April 26, 2005

"An ugly face of ecology"

George Monbiot has written an incisive critique of industrial wind power and its "green" supporters. It is in the Guardian (click the title of this post) as well as on his own site, where it includes notes.
The people fighting the new wind farm in Cumbria have cheated and exaggerated. They appear to possess little understanding of the dangers of global warming. They are supported by an unsavoury coalition of nuclear-power lobbyists and climate-change deniers. But it would still be wrong to dismiss them. ...
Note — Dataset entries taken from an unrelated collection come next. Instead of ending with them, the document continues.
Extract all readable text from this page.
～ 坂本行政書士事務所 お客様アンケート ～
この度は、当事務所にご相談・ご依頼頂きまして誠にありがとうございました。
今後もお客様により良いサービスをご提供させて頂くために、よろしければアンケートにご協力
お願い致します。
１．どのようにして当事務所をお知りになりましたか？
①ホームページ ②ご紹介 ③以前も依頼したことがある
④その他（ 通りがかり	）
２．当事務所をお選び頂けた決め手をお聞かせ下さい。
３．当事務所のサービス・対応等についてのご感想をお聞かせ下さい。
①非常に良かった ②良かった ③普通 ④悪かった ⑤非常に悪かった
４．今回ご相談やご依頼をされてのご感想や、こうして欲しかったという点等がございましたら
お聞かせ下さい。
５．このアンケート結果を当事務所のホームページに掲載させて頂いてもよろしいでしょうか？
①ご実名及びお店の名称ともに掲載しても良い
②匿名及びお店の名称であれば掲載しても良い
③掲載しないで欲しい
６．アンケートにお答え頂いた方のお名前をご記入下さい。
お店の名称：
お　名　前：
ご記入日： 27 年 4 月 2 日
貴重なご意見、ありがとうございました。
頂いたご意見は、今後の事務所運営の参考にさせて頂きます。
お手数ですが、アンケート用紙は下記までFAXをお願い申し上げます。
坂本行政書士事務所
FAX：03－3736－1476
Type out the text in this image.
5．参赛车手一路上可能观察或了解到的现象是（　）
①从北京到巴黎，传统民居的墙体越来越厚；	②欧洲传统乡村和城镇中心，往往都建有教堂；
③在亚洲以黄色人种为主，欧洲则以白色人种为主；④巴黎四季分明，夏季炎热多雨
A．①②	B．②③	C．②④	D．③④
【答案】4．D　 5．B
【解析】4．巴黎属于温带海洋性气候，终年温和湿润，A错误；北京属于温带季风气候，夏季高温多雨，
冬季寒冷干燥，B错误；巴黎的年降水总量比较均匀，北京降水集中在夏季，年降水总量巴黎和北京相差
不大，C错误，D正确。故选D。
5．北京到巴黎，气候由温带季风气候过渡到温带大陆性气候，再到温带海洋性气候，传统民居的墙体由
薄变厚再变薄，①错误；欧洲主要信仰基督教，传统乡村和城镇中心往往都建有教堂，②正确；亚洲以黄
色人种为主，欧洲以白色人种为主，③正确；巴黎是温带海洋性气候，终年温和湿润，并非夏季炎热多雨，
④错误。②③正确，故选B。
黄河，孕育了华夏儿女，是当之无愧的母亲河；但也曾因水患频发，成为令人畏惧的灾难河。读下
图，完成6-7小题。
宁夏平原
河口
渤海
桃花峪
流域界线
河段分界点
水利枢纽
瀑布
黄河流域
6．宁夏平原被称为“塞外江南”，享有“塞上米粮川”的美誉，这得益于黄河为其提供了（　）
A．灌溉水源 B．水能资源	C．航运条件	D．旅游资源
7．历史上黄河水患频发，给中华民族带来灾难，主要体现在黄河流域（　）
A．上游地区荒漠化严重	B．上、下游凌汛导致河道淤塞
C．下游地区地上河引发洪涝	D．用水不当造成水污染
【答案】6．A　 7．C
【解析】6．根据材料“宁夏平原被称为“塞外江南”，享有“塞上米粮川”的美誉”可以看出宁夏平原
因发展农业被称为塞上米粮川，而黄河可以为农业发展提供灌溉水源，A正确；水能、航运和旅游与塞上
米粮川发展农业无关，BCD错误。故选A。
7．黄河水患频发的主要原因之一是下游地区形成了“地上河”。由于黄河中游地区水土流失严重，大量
Wind farms, while necessary, are a classic example of what environmentalists call an "end-of-the-pipe solution". Instead of tackling the problem - our massive demand for energy - at source, they provide less damaging means of accommodating it. Or part of it. The Whinash project, by replacing energy generation from power stations burning fossil fuel, will reduce carbon dioxide emission by 178,000 tonnes a year. This is impressive, until you discover that a single jumbo jet, flying from London to Miami and back every day, releases the climate-change equivalent of 520,000 tonnes of carbon dioxide a year. One daily connection between Britain and Florida costs three giant wind farms.

Alternative technology permits us to imagine that we can build our way out of trouble. By responding to one form of overdevelopment with another, we can, we believe, continue to expand our total energy demands without destroying the planetary systems required to sustain human life. This might, for a while, be true. But it would soon require the use of the entire land surface of the UK. ...

I believe the Whinash wind farm should be built. But I also believe that those who defend it should be a good deal more sensitive towards local objectors. Why? Because in any other circumstances they would find themselves fighting on the same side.
Monbiot is right to express discomfort with the pro-nuclear and climate-change-denying tendencies of many wind energy opponents. Yet ultimately they are defending the landscape against needless industrialization. Many opponents are indeed conservationists and defenders of wildlife without the baggage Monbiot decries. Even Greenpeace, adamantly pro-wind, has balked at the extent of the proposed facilities on the island of Lewis, as has almost every wildlife and natural heritage group. Many opponents recognize the problem exactly as Monbiot describes it and agree with his assessment of the futility of building ever more giant wind farms. How he concludes from this forthright analysis that industrial wind facilities are "necessary" is a mystery.

Monbiot argues from the need to reduce carbon emissions, pointing out that wind turbines currently provide only 0.32% of the U.K.'s electricity. That represents the output from 888.8 MW of wind power, according to the British Wind Energy Association. The addition of the 67.5-MW Whinash Wind Farm would increase that to 0.34%. To get to the target of 10% would require the addition of 26,576 MW after Whinash (using the less-rounded figures from Monbiot's notes). No wonder capital is so excited. No wonder sensible people resist.